An associative array, also known as a dictionary, map, mapping, or hash table, is a powerful data structure that is built into many modern programming languages such as Python, Perl, Ruby, and many others. An associative array is a form of content addressable memory (CAM). For example, when you see someone’s face, you often remember many other facts. This is John Smith. John Smith is your neighbor and lives at 123 Elm Street. John’s wife is Amanda who has long blond hair and so on. As associative array associates an object, often called a key, with another object, often called a value.
In many programming languages the key is a string of characters such as "John Smith"
and the value is another string such as "Address:123 Elm Street;Wife:Amanda"

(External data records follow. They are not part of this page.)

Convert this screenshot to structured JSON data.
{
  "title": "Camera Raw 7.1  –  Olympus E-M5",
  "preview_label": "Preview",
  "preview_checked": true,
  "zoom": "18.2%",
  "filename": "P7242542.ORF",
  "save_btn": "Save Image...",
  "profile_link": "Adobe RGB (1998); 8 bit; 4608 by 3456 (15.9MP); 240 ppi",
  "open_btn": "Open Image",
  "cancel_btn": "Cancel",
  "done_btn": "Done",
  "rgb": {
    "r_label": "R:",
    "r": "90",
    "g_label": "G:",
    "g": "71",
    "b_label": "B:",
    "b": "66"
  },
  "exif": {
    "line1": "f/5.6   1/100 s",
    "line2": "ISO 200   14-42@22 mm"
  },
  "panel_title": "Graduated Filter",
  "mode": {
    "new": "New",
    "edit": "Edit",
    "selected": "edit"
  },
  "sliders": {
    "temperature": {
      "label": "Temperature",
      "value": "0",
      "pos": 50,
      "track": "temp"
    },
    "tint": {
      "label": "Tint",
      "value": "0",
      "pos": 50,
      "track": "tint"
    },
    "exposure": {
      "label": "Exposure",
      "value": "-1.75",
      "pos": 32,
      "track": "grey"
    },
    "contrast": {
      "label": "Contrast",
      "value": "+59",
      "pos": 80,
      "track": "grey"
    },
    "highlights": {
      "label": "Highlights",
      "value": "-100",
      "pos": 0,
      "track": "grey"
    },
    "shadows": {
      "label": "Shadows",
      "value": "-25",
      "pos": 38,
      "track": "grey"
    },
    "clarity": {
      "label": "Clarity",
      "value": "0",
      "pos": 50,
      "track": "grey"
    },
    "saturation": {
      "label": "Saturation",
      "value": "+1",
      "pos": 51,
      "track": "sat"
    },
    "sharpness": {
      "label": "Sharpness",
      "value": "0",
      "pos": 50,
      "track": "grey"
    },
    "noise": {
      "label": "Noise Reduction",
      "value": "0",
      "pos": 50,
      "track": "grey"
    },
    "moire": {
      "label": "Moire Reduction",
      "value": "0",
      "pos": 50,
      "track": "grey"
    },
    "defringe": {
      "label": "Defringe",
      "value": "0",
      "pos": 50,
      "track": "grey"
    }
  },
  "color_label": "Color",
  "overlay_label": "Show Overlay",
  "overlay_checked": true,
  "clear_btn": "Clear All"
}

and so forth. In some object oriented computer programming languages, the key can be any kind of object and the value can be any kind of object such as the key <John Smith's Face Object>
and the value <John Smith's Identifying Information Object>
. An associative array is largely equivalent to a single table in a relational database (RDBMS). In principle, a network of associative arrays can represent complex abstract knowledge and reasoning.
Technically, associative arrays are usually implemented using a hash table. A hash table uses modulo arithmetic to map an object such as a string of characters to the numerical index of an array of values. This array of values is not a simple one dimensional array because there can be collisions where two keys, objects such as strings of characters, “hash” to the same array index. If this happens, there are various methods such as hanging a linked list of elements off the array to handle the collision. Using a hash table means that the time to look up a value is almost constant (O(1)) regardless of the size of the hash table.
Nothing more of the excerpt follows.